Mean curvature \(H\) is calculated from the five partial derivative arrays using the Monge-gauge formula:

\[H = \frac{(1+\partial_x^2)\,\partial_{yy} + (1+\partial_y^2)\,\partial_{xx} - 2\,\partial_x \partial_y \partial_{xy}} {2\,(1+\partial_x^2+\partial_y^2)^{3/2}}\]

via mean_curvature_monge().

The result has units Å -1 and is stored in MembraneCurvature.results.mean for each frame.

3.4. Gaussian curvature

Gaussian curvature \(K\) is calculated from the same derivative arrays using:

\[K = \frac{\partial_{xx}\,\partial_{yy} - \partial_{xy}^2} {(1+\partial_x^2+\partial_y^2)^{2}}\]

via gaussian_curvature_monge().

As for the calculation of mean curvature, Gaussian curvature is calculated for every frame and the result has units Å -2 and is stored in MembraneCurvature.results.gaussian for each frame.

Warning

The Monge-gauge formulas in steps 3.3 and 3.4 are exact. There is no small-gradient approximation applied.
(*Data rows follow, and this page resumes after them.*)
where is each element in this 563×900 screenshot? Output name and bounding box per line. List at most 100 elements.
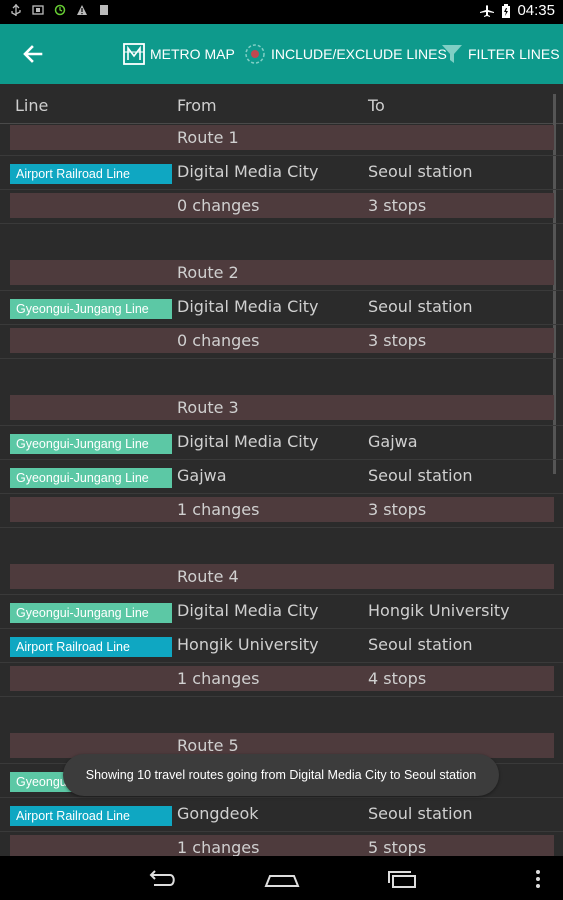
status-time: 04:35	[517, 2, 555, 19]
line-badge: Gyeongui-Jungang Line	[10, 468, 172, 488]
to-cell	[363, 395, 554, 420]
route-summary-row[interactable]: 1 changes 4 stops	[0, 663, 563, 697]
route-changes: 0 changes	[172, 193, 363, 218]
leg-from: Digital Media City	[177, 297, 319, 316]
nav-overflow-menu-button[interactable]	[528, 866, 548, 892]
filter-lines-label: FILTER LINES	[468, 46, 560, 62]
to-cell	[363, 564, 554, 589]
usb-icon	[11, 4, 21, 16]
airplane-mode-icon	[480, 4, 495, 17]
route-stops: 5 stops	[363, 835, 554, 856]
route-leg-row[interactable]: Airport Railroad Line Gongdeok Seoul sta…	[0, 798, 563, 832]
header-from: From	[177, 96, 217, 115]
sync-icon	[54, 4, 66, 16]
leg-from: Gajwa	[177, 466, 227, 485]
target-icon	[245, 44, 265, 64]
filter-icon	[442, 45, 462, 63]
metro-map-button[interactable]: METRO MAP	[122, 38, 235, 70]
nav-recent-apps-button[interactable]	[382, 866, 422, 892]
leg-to: Hongik University	[368, 601, 510, 620]
to-cell	[363, 260, 554, 285]
route-stops: 3 stops	[363, 328, 554, 353]
arrow-left-icon	[23, 45, 43, 63]
table-header: Line From To	[0, 84, 563, 124]
line-badge: Gyeongui-Jungang Line	[10, 434, 172, 454]
route-list[interactable]: Line From To Route 1 Airport Railroad Li…	[0, 84, 563, 856]
toast-message: Showing 10 travel routes going from Digi…	[63, 754, 499, 796]
leg-from: Gongdeok	[177, 804, 259, 823]
screenshot-icon	[32, 5, 44, 15]
filter-lines-button[interactable]: FILTER LINES	[440, 38, 560, 70]
navigation-bar	[0, 856, 563, 900]
route-stops: 3 stops	[363, 193, 554, 218]
route-leg-row[interactable]: Gyeongui-Jungang Line Digital Media City…	[0, 426, 563, 460]
action-bar: METRO MAP INCLUDE/EXCLUDE LINES FILTER L…	[0, 24, 563, 84]
route-leg-row[interactable]: Gyeongui-Jungang Line Gajwa Seoul statio…	[0, 460, 563, 494]
leg-to: Seoul station	[368, 466, 473, 485]
route-leg-row[interactable]: Airport Railroad Line Hongik University …	[0, 629, 563, 663]
route-changes: 1 changes	[172, 666, 363, 691]
route-title: Route 1	[172, 125, 363, 150]
line-cell	[10, 564, 172, 589]
leg-to: Seoul station	[368, 804, 473, 823]
route-summary-row[interactable]: 0 changes 3 stops	[0, 325, 563, 359]
route-title: Route 4	[172, 564, 363, 589]
route-summary-row[interactable]: 0 changes 3 stops	[0, 190, 563, 224]
header-line: Line	[15, 96, 49, 115]
map-icon	[123, 43, 145, 65]
leg-to: Seoul station	[368, 635, 473, 654]
more-vertical-icon	[536, 870, 540, 888]
route-title-row[interactable]: Route 2	[0, 257, 563, 291]
back-arrow-icon	[149, 870, 175, 886]
leg-to: Gajwa	[368, 432, 418, 451]
warning-icon	[77, 5, 87, 15]
line-cell	[10, 125, 172, 150]
recent-apps-icon	[388, 871, 416, 888]
line-cell	[10, 395, 172, 420]
header-to: To	[368, 96, 385, 115]
line-badge: Gyeongui-Jungang Line	[10, 603, 172, 623]
status-bar: 04:35	[0, 0, 563, 24]
line-cell	[10, 666, 172, 691]
storage-icon	[100, 5, 108, 15]
leg-from: Digital Media City	[177, 601, 319, 620]
route-title-row[interactable]: Route 4	[0, 561, 563, 595]
route-title-row[interactable]: Route 1	[0, 122, 563, 156]
nav-back-button[interactable]	[142, 866, 182, 892]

Both methods feed the same five derivative arrays into the same formulas; the only difference is how those derivatives were obtained in step 3.2. Calculate derivatives.

4. Average over frames

The attributes MembraneCurvature.results.average_mean and MembraneCurvature.results.average_gaussian contain the computed values of mean and Gaussian curvature averaged over all the n_frames in the trajectory.

After performing the average over frames, the information of average surface, mean, and Gaussian curvature are stored in the MembraneCurvature.results.average_z_surface, MembraneCurvature.results.average_mean, and MembraneCurvature.results.average_gaussian arrays, respectively. Each array has shape (n_x_bins, n_y_bins).